Stop Sequences are an essential part of working with the GPT API, allowing you to control when the model stops generating text. This technical guide will help users with little coding experience understand and implement Stop Sequences in various scenarios.
Table of Contents
Using Stop Sequences in the OpenAI GPT Playground
What are Stop Sequences?
Stop Sequences are used to make the model stop generating text at a desired point, such as the end of a sentence or a list. The Stop Sequence is an optional setting to pass to the API. You can provide up to four different stop sequences. If none are passed, it defaults to the token “.”, which represents a probable stopping point in the text.
Using Stop Sequences in Chat Conversations
In chat examples, three Stop Sequences are often used: A new line, the value “Human:”, and the value “AI:”. These stop sequences ensure that:
- The completion can’t go to a new line.
- The completion can’t change the speaker.
- The completion won’t allow the speaker to speak twice in a row.
This approach generates only a single line of text corresponding to the current speaker.
Using Stop Sequences in Q&A Scenarios
In Q&A examples, the pattern of separating each Q&A pair with a new line makes the return key (new line) a suitable stop sequence. By using the return key as the stop sequence, the completion will stop after a single line, which follows “A:”.
Using Stop Sequences for Lists
Stop Sequences can also be used to generate lists with a specific number of items. For instance, by using “11.” as a stop sequence, you can generate a list with 10 items, as the completion will stop when “11.” is reached.
Implementing Stop Sequences Using OpenAI API for GPT
When using the GPT API, you can pass the stop sequences as an array within the API call. Here’s a simple example in Python:
pythonCopy codeimport openai
openai.api_key = "your-api-key"
response = openai.Completion.create(
engine="davinci-codex",
prompt="Q: What is the capital of France?",
max_tokens=50,
n=1,
stop=["\n"],
)
print(response.choices[0].text.strip())
In this example, the stop sequence is passed as an array containing a new line character ("\n"
), ensuring that the generated answer stops after a single line.
Examples of how to use stop sequences with GPT
Use Stop Sequences For Q&A Prompts in the GPT Playground
In Q&A examples, the pattern of separating each Q&A pair with a new line makes the return key (new line) a suitable stop sequence. By using the return key as the stop sequence, the completion will stop after a single line, which follows “A:”.
Use Stop Sequences For Creating Lists
If you want GPT to generate a list of items, you can set a specific item or a pattern as the stop sequence. Remember, the stop sequences should be chosen carefully and thoughtfully, as they can significantly influence the generated output.
Use GPT Stop Sequences For Chat Prompts
In chat examples, three Stop Sequences are often used: A new line, the value “Human:”, and the value “AI:”. These stop sequences ensure that: The completion can’t go to a new line, completion can’t change the speaker, completion won’t allow the speaker to speak twice in a row.

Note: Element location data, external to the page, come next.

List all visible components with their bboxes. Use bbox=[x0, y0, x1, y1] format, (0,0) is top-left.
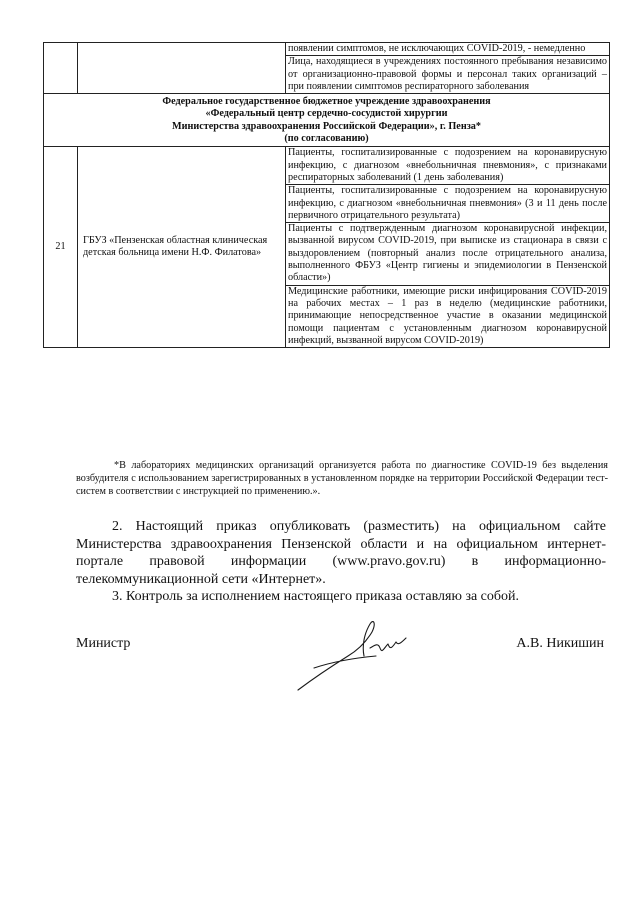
signatory-name: А.В. Никишин bbox=[516, 636, 604, 651]
footnote bbox=[76, 459, 608, 499]
criterion-cell: Пациенты с подтвержденным диагнозом коронавирусной инфекции, вызванной вирусом COVID-2019, при выписке из стационара в связи с выздоровлением (повторный анализ после отрицательного анализа, выполненного ФБУЗ «Центр гигиены и эпидемиологии в Пензенской области») bbox=[286, 223, 610, 285]
signatory-title: Министр bbox=[76, 636, 131, 651]
criterion-cell: Пациенты, госпитализированные с подозрением на коронавирусную инфекцию, с диагнозом «внебольничная пневмония» (3 и 11 день после первичного отрицательного результата) bbox=[286, 185, 610, 223]
table-row bbox=[44, 147, 610, 185]
section-heading-row bbox=[44, 94, 610, 147]
organization-name: ГБУЗ «Пензенская областная клиническая детская больница имени Н.Ф. Филатова» bbox=[78, 147, 286, 348]
row-number: 21 bbox=[44, 147, 78, 348]
criterion-cell: Лица, находящиеся в учреждениях постоянного пребывания независимо от организационно-правовой формы и персонал таких организаций – при появлении симптомов респираторного заболевания bbox=[286, 56, 610, 94]
section-heading-line: (по согласованию) bbox=[284, 133, 369, 145]
section-heading bbox=[44, 94, 610, 147]
footnote-text: *В лабораториях медицинских организаций организуется работа по диагностике COVID-19 без выделения возбудителя с использованием зарегистрированных в установленном порядке на территории Российской Федерации тест-систем в соответствии с инструкцией по применению.». bbox=[76, 460, 608, 498]
section-heading-line: «Федеральный центр сердечно-сосудистой хирургии bbox=[205, 108, 448, 120]
table-row bbox=[44, 43, 610, 56]
handwritten-signature bbox=[292, 612, 408, 692]
section-heading-line: Федеральное государственное бюджетное учреждение здравоохранения bbox=[162, 96, 491, 108]
criterion-cell: появлении симптомов, не исключающих COVID-2019, - немедленно bbox=[286, 43, 610, 56]
paragraph-control: 3. Контроль за исполнением настоящего приказа оставляю за собой. bbox=[112, 589, 520, 604]
paragraph-publication: 2. Настоящий приказ опубликовать (разместить) на официальном сайте Министерства здравоохранения Пензенской области и на официальном интернет-портале правовой информации (www.pravo.gov.ru) в информационно-телекоммуникационной сети «Интернет». bbox=[76, 519, 606, 587]
number-cell-empty bbox=[44, 43, 78, 94]
section-heading-line: Министерства здравоохранения Российской Федерации», г. Пенза* bbox=[172, 120, 481, 132]
criterion-cell: Пациенты, госпитализированные с подозрением на коронавирусную инфекцию, с диагнозом «внебольничная пневмония», с признаками респираторных заболеваний (1 день заболевания) bbox=[286, 147, 610, 185]
criterion-cell: Медицинские работники, имеющие риски инфицирования COVID-2019 на рабочих местах – 1 раз в неделю (медицинские работники, принимающие непосредственное участие в оказании медицинской помощи пациентам с установленным диагнозом коронавирусной инфекций, вызванной вирусом COVID-2019) bbox=[286, 285, 610, 347]
organization-cell-empty bbox=[78, 43, 286, 94]
testing-schedule-table bbox=[43, 42, 610, 348]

This approach generates only a single line of text corresponding to the current speaker.
- Story ending
If you want GPT to generate a short story that ends with “The End”, you can set the stop sequence as “The End”. GPT will generate a story and stop when it reaches “The End”.
pythonCopy codeprompt = "Once upon a time in a small village, there lived a young girl named Lucy."
stop_sequence = "The End"
story = gpt.generate(prompt, stop_sequence=stop_sequence)
print(story)
- Email signature
When generating an email, you may want the model to stop after adding an email signature. You can set the stop sequence as “Best regards,” or “Sincerely,”.
pythonCopy codeprompt = "Dear John, I wanted to discuss our upcoming project."
stop_sequence = "Best regards,"
email = gpt.generate(prompt, stop_sequence=stop_sequence)
print(email)
- Specific question
If you’re looking for an answer to a particular question, you can use the question itself as a stop sequence.
pythonCopy codeprompt = "What are the benefits of exercising regularly?"
stop_sequence = "?"
answer = gpt.generate(prompt, stop_sequence=stop_sequence)
print(answer)
- Time-based events
When generating a text that describes events in chronological order, you can set the stop sequence to a specific date or time.
pythonCopy codeprompt = "Provide a brief history of the internet from its inception."
stop_sequence = "by the year 2000."
history = gpt.generate(prompt, stop_sequence=stop_sequence)
print(history)
- List generation
If you want GPT to generate a list of items, you can set a specific item or a pattern as the stop sequence.
pythonCopy codeprompt = "List the first five planets of our solar system:"
stop_sequence = "5. Jupiter"
planets = gpt.generate(prompt, stop_sequence=stop_sequence)
print(planets)
Remember, the stop sequences should be chosen carefully and thoughtfully, as they can significantly influence the generated output.
Understanding and implementing Stop Sequences is crucial when working with GPT, as they allow you to control the generated text output. With this guide, even users with little coding experience should be able to use Stop Sequences effectively in different scenarios.